On May 21, 1927, aviator Charles Lindbergh notched up an aviation milestone making the first solo crossing of the Atlantic Ocean in his plane Spirit of St Louis.
Five years later, on May 21, 1932, after flying for 13 hours from Newfoundland, Amelia Earhart, landed in Londonderry, Northern Ireland, becoming the first transatlantic flight by a woman.
Mystery surrounds Earhart's disappearance in 1937 when attempting to fly from Lae, New Guinea, to Howland Island.
Very brave pioneers of flight and as we push on this century, one wonders where will we have gone by the year 2100?
An older truckie has been on the road for three weeks.
He stops off at a brothel outside Melbourne and walks straight up to the Madam, drops down $1000 and says, "I want your ugliest woman and a burnt chop".
The Madam is astonished, "But sir, for that kind of money you could have one of my finest ladies and a lovely three-course meal".
The truckie replies, "I'm not horny ... I'm homesick".

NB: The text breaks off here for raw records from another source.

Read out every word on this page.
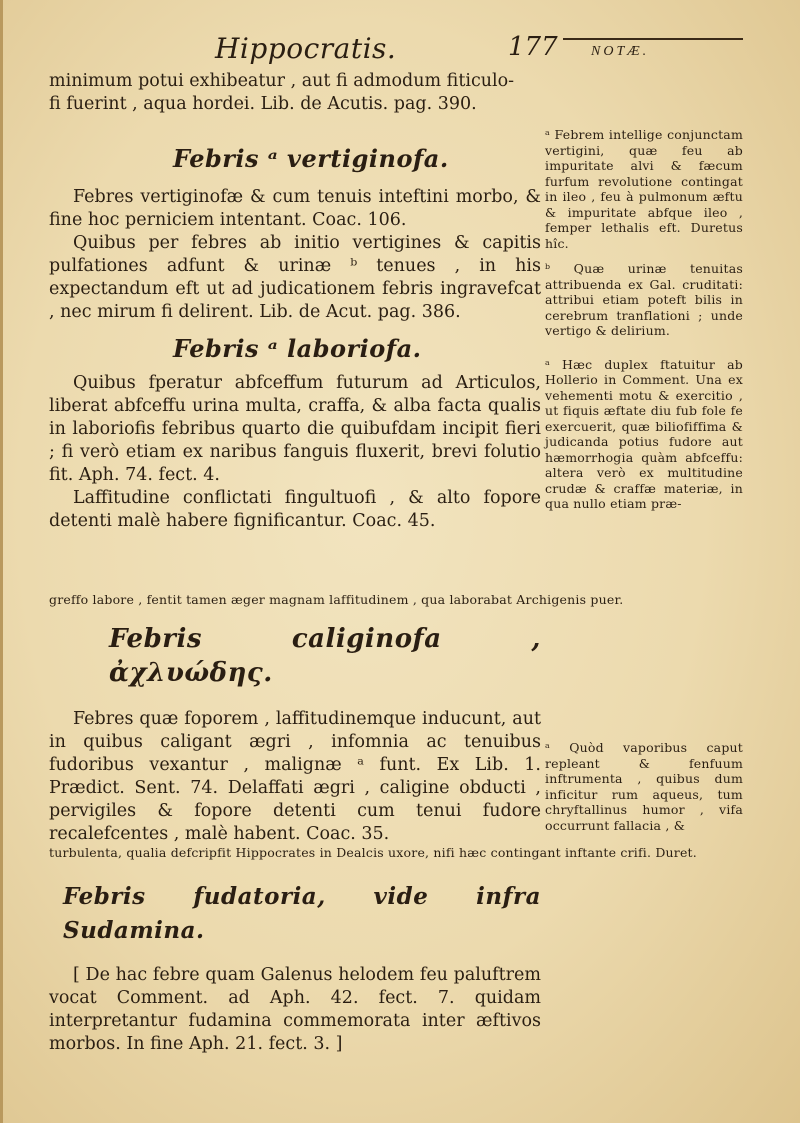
Hippocratis.	177 NOTÆ.

minimum potui exhibeatur , aut fi admodum fiticulo-

fi fuerint , aqua hordei. Lib. de Acutis. pag. 390.

Febris ᵃ vertiginofa.

Febres vertiginofæ & cum tenuis inteftini morbo, & fine hoc perniciem intentant. Coac. 106.

Quibus per febres ab initio vertigines & capitis pulfationes adfunt & urinæ ᵇ tenues , in his expectandum eft ut ad judicationem febris ingravefcat , nec mirum fi delirent. Lib. de Acut. pag. 386.

Febris ᵃ laboriofa.

Quibus fperatur abfceffum futurum ad Articulos, liberat abfceffu urina multa, craffa, & alba facta qualis in laboriofis febribus quarto die quibufdam incipit fieri ; fi verò etiam ex naribus fanguis fluxerit, brevi folutio fit. Aph. 74. fect. 4.

Laffitudine conflictati fingultuofi , & alto fopore detenti malè habere fignificantur. Coac. 45.

greffo labore , fentit tamen æger magnam laffitudinem , qua laborabat Archigenis puer.
Febris caliginofa , ἀχλυώδης.

Febres quæ foporem , laffitudinemque inducunt, aut in quibus caligant ægri , infomnia ac tenuibus fudoribus vexantur , malignæ ᵃ funt. Ex Lib. 1. Prædict. Sent. 74. Delaffati ægri , caligine obducti , pervigiles & fopore detenti cum tenui fudore recalefcentes , malè habent. Coac. 35.

turbulenta, qualia defcripfit Hippocrates in Dealcis uxore, nifi hæc contingant inftante crifi. Duret.
Febris fudatoria, vide infra Sudamina.

[ De hac febre quam Galenus helodem feu paluftrem vocat Comment. ad Aph. 42. fect. 7. quidam interpretantur fudamina commemorata inter æftivos morbos. In fine Aph. 21. fect. 3. ]

ᵃ Febrem intellige conjunctam vertigini, quæ feu ab impuritate alvi & fæcum furfum revolutione contingat in ileo , feu à pulmonum æftu & impuritate abfque ileo , femper lethalis eft. Duretus hîc.

ᵇ Quæ urinæ tenuitas attribuenda ex Gal. cruditati: attribui etiam poteft bilis in cerebrum tranflationi ; unde vertigo & delirium.

ᵃ Hæc duplex ftatuitur ab Hollerio in Comment. Una ex vehementi motu & exercitio , ut fiquis æftate diu fub fole fe exercuerit, quæ biliofiffima & judicanda potius fudore aut hæmorrhogia quàm abfceffu: altera verò ex multitudine crudæ & craffæ materiæ, in qua nullo etiam præ-

ᵃ Quòd vaporibus caput repleant & fenfuum inftrumenta , quibus dum inficitur rum aqueus, tum chryftallinus humor , vifa occurrunt fallacia , &
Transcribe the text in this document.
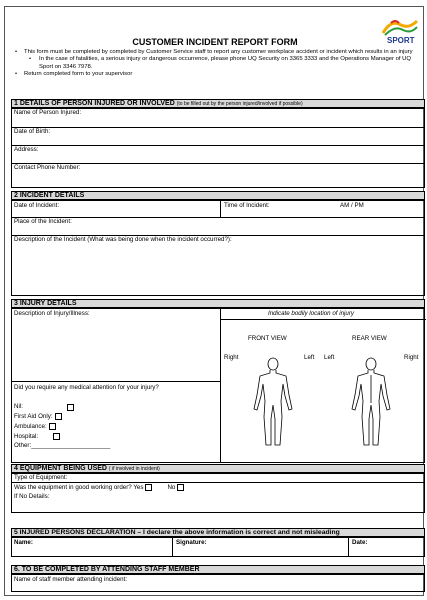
CUSTOMER INCIDENT REPORT FORM	SPORT
• This form must be completed by completed by Customer Service staff to report any customer workplace accident or incident which results in an injury
• In the case of fatalities, a serious injury or dangerous occurrence, please phone UQ Security on 3365 3333 and the Operations Manager of UQ Sport on 3346 7978.
• Return completed form to your supervisor
1 DETAILS OF PERSON INJURED OR INVOLVED (to be filled out by the person injured/involved if possible)
Name of Person Injured:
Date of Birth:
Address:
Contact Phone Number:
2 INCIDENT DETAILS
Date of Incident:	Time of Incident:	AM / PM
Place of the Incident:
Description of the Incident (What was being done when the incident occurred?):
3 INJURY DETAILS
Description of Injury/Illness:
Did you require any medical attention for your injury?
Nil:
First Aid Only:
Ambulance:
Hospital:
Other:_______________________
Indicate bodily location of injury
FRONT VIEW	REAR VIEW
Right	Left Left	Right
4 EQUIPMENT BEING USED ( if involved in incident)
Type of Equipment:
Was the equipment in good working order? Yes	No
If No Details:
5 INJURED PERSONS DECLARATION – I declare the above information is correct and not misleading
Name:	Signature:	Date:
6. TO BE COMPLETED BY ATTENDING STAFF MEMBER
Name of staff member attending incident:
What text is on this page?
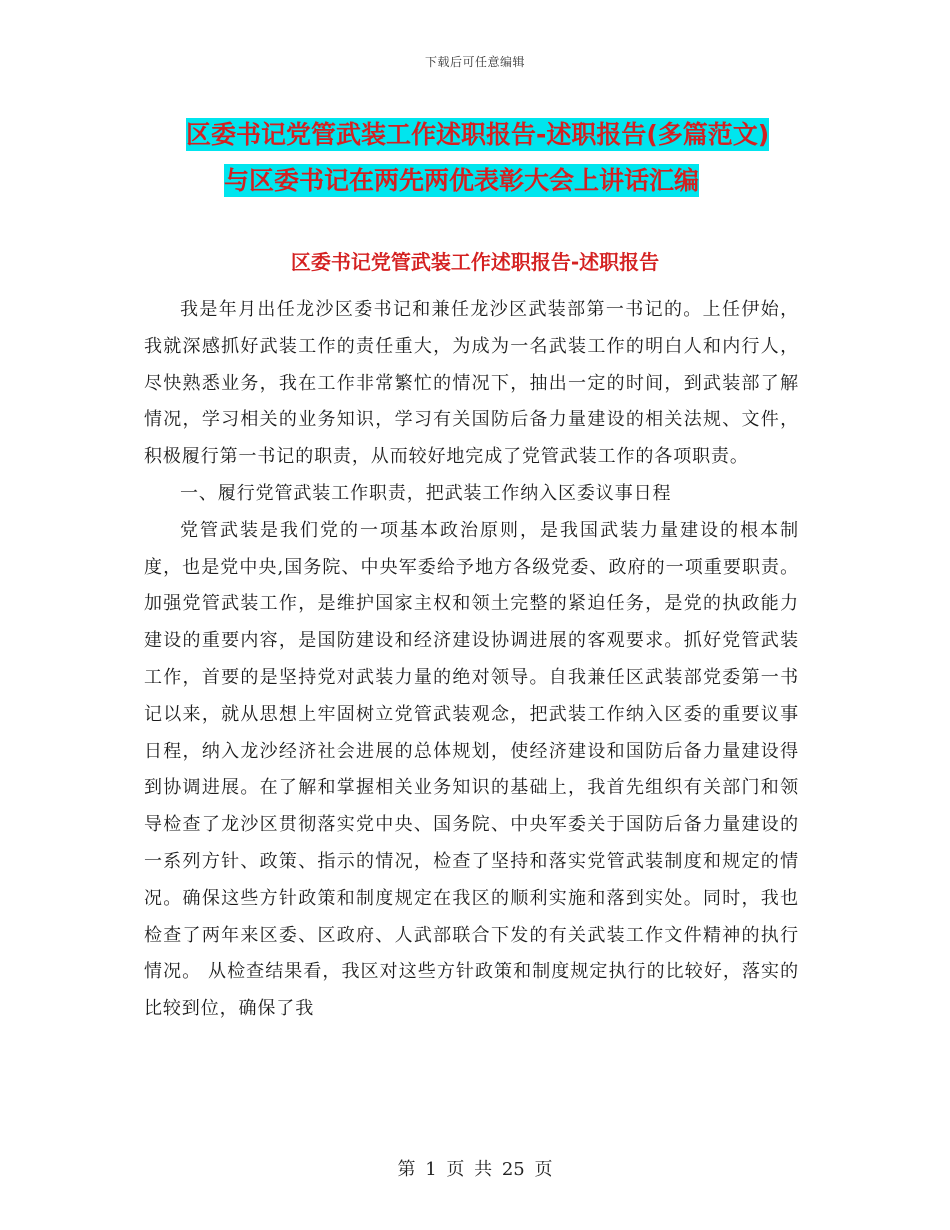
下载后可任意编辑
区委书记党管武装工作述职报告-述职报告(多篇范文)
与区委书记在两先两优表彰大会上讲话汇编
区委书记党管武装工作述职报告-述职报告

我是年月出任龙沙区委书记和兼任龙沙区武装部第一书记的。上任伊始，我就深感抓好武装工作的责任重大，为成为一名武装工作的明白人和内行人，尽快熟悉业务，我在工作非常繁忙的情况下，抽出一定的时间，到武装部了解情况，学习相关的业务知识，学习有关国防后备力量建设的相关法规、文件，积极履行第一书记的职责，从而较好地完成了党管武装工作的各项职责。

一、履行党管武装工作职责，把武装工作纳入区委议事日程

党管武装是我们党的一项基本政治原则，是我国武装力量建设的根本制度，也是党中央,国务院、中央军委给予地方各级党委、政府的一项重要职责。加强党管武装工作，是维护国家主权和领土完整的紧迫任务，是党的执政能力建设的重要内容，是国防建设和经济建设协调进展的客观要求。抓好党管武装工作，首要的是坚持党对武装力量的绝对领导。自我兼任区武装部党委第一书记以来，就从思想上牢固树立党管武装观念，把武装工作纳入区委的重要议事日程，纳入龙沙经济社会进展的总体规划，使经济建设和国防后备力量建设得到协调进展。在了解和掌握相关业务知识的基础上，我首先组织有关部门和领导检查了龙沙区贯彻落实党中央、国务院、中央军委关于国防后备力量建设的一系列方针、政策、指示的情况，检查了坚持和落实党管武装制度和规定的情况。确保这些方针政策和制度规定在我区的顺利实施和落到实处。同时，我也检查了两年来区委、区政府、人武部联合下发的有关武装工作文件精神的执行情况。 从检查结果看，我区对这些方针政策和制度规定执行的比较好，落实的比较到位，确保了我

第 1 页 共 25 页
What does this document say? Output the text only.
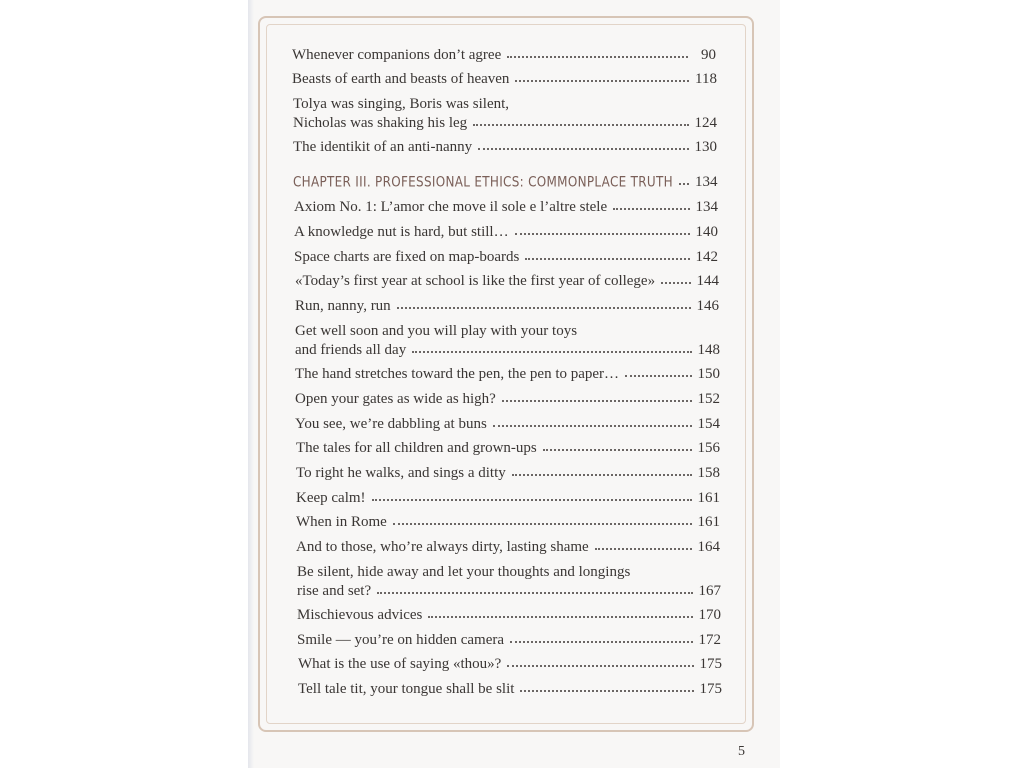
Whenever companions don’t agree	90
Beasts of earth and beasts of heaven	118
Tolya was singing, Boris was silent,
Nicholas was shaking his leg	124
The identikit of an anti-nanny	130
CHAPTER III. PROFESSIONAL ETHICS: COMMONPLACE TRUTH 134
Axiom No. 1: L’amor che move il sole e l’altre stele	134
A knowledge nut is hard, but still…	140
Space charts are fixed on map-boards	142
«Today’s first year at school is like the first year of college»	144
Run, nanny, run	146
Get well soon and you will play with your toys
and friends all day	148
The hand stretches toward the pen, the pen to paper…	150
Open your gates as wide as high?	152
You see, we’re dabbling at buns	154
The tales for all children and grown-ups	156
To right he walks, and sings a ditty	158
Keep calm!	161
When in Rome	161
And to those, who’re always dirty, lasting shame	164
Be silent, hide away and let your thoughts and longings
rise and set?	167
Mischievous advices	170
Smile — you’re on hidden camera	172
What is the use of saying «thou»?	175
Tell tale tit, your tongue shall be slit	175
5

The River Walk has become a picturesque part of the aesthetic makeup of Boorowa and its autumn colours have the potential to become an attraction appealing to the many travellers who will be passing through Boorowa in hopefully the not too distant future.
The colour has almost gone now, but take a walk and admire the colour that's left.
Bright in Victoria is well known for its autumn colour, and the River Walk was an idea brought back from a visit to Bright by Boorowa Councillors in the latter half of the 1990s.